한우분뇨 퇴비화시설에서의 미세 입자상물질 발생 주요인자 분석

  • 정광화 (농촌진흥청 국립축산과학원 축산환경과) ;
  • 박회만 (농촌진흥청 국립축산과학원 축산환경과) ;
  • 이동준 (농촌진흥청 국립축산과학원 축산환경과) ;
  • 김중곤 (농촌진흥청 국립축산과학원 축산환경과) ;
  • 이동현 (농촌진흥청 국립축산과학원 축산환경과) ;
  • 김다혜 (제주대학교 동물생명공학과)
  • Received : 2020.12.06
  • Accepted : 2020.12.14
  • Published : 2020.12.30

Abstract

The concentrations of ammonia, hydrogen sulfide and fine dust were measured in the compost facility of a full-time Hanwoo breeding farms. The experiments were conducted in stack type composting facility(T1) and mechanical-stirred composting facilities(T2, T3). In the stack type composting facility, the highest temperature of compost pile was 46℃, and in the two mechanical-stirred composting facilities, it rose to 63℃ and 68℃, respectively. The concentrations of PM2.5 at T1, T2 were 15 ㎍/㎥ and 5~10 ㎍/㎥, respectively. And the concentration of PM2.5 at T3 was below 10 ㎍/㎥. The highest concentration of ammonia generated at T1 was 4 ppm, but no hydrogen sulfide was detected. The ammonia concentrations at T2 and T3 were 3 ppm and 4 ppm, respectively. However, hydrogen sulfide was not detected in both facilities.
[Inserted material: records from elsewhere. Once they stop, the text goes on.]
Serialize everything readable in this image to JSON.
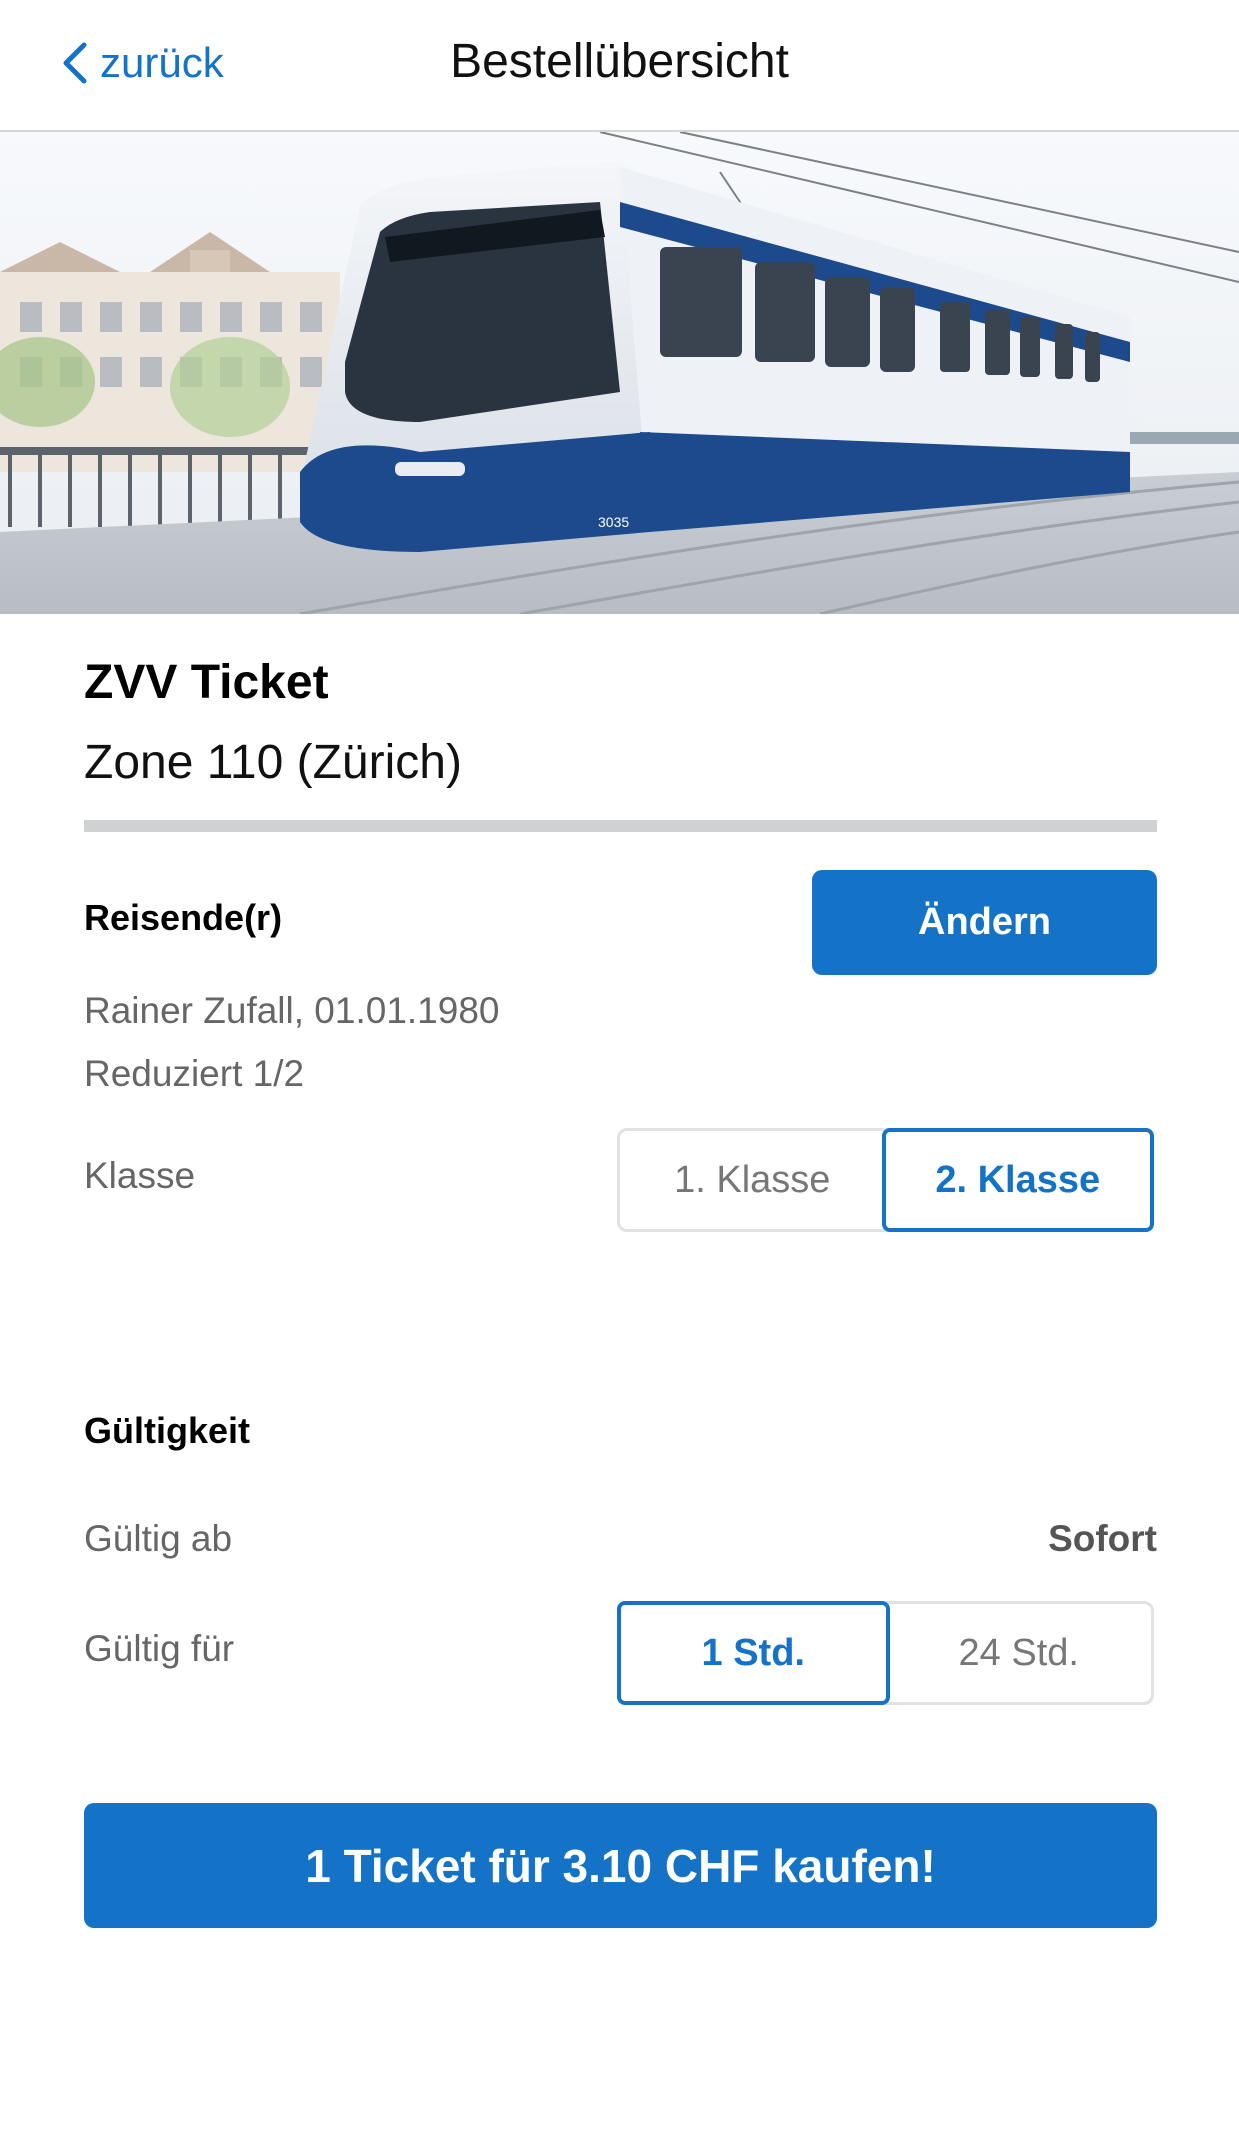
{
  "nav": {
    "back_label": "zurück",
    "title": "Bestellübersicht"
  },
  "ticket": {
    "title": "ZVV Ticket",
    "zone": "Zone 110 (Zürich)"
  },
  "traveler": {
    "section_title": "Reisende(r)",
    "change_button": "Ändern",
    "name": "Rainer Zufall, 01.01.1980",
    "fare": "Reduziert 1/2"
  },
  "klasse": {
    "label": "Klasse",
    "options": [
      "1. Klasse",
      "2. Klasse"
    ],
    "selected": "2. Klasse"
  },
  "gueltigkeit": {
    "section_title": "Gültigkeit",
    "valid_from_label": "Gültig ab",
    "valid_from_value": "Sofort",
    "valid_for_label": "Gültig für",
    "duration_options": [
      "1 Std.",
      "24 Std."
    ],
    "selected_duration": "1 Std."
  },
  "purchase": {
    "button_label": "1 Ticket für 3.10 CHF kaufen!"
  },
  "colors": {
    "accent": "#1473c6",
    "divider": "#d0d1d3",
    "muted_text": "#666666"
  },
  "icons": {
    "back": "chevron-left-icon",
    "hero": "tram-photo"
  },
  "hero_tram_number": "3035"
}
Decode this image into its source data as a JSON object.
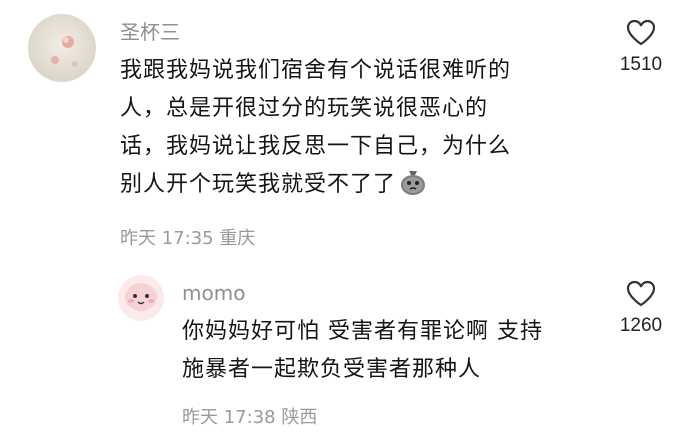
{
  "comments": [
    {
      "username": "圣杯三",
      "lines": [
        "我跟我妈说我们宿舍有个说话很难听的",
        "人，总是开很过分的玩笑说很恶心的",
        "话，我妈说让我反思一下自己，为什么",
        "别人开个玩笑我就受不了了"
      ],
      "emoji": "bag-emoji",
      "meta": "昨天 17:35 重庆",
      "likes": "1510"
    },
    {
      "username": "momo",
      "lines": [
        "你妈妈好可怕 受害者有罪论啊 支持",
        "施暴者一起欺负受害者那种人"
      ],
      "meta": "昨天 17:38 陕西",
      "likes": "1260"
    }
  ],
  "icons": {
    "like": "heart-outline-icon"
  }
}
At T3, the ammonia concentration increased to 65 ppm at the point where the compost was stirred with a mechanical agitator. During composting period, the pH of the compost pile decreased from 9.06 to 8.94 and then increased to 9.14 as the composting period elapsed. The NaCl content of compost was 0.09% after composting process was complete. Moisture content of compost decreased from 65.9% to 62% as composting progressed. As composting proceeded, the content of volatile solids decreased from 65.6% to 64.7% and the content of TKN decreased from 1.327% to 1.095%.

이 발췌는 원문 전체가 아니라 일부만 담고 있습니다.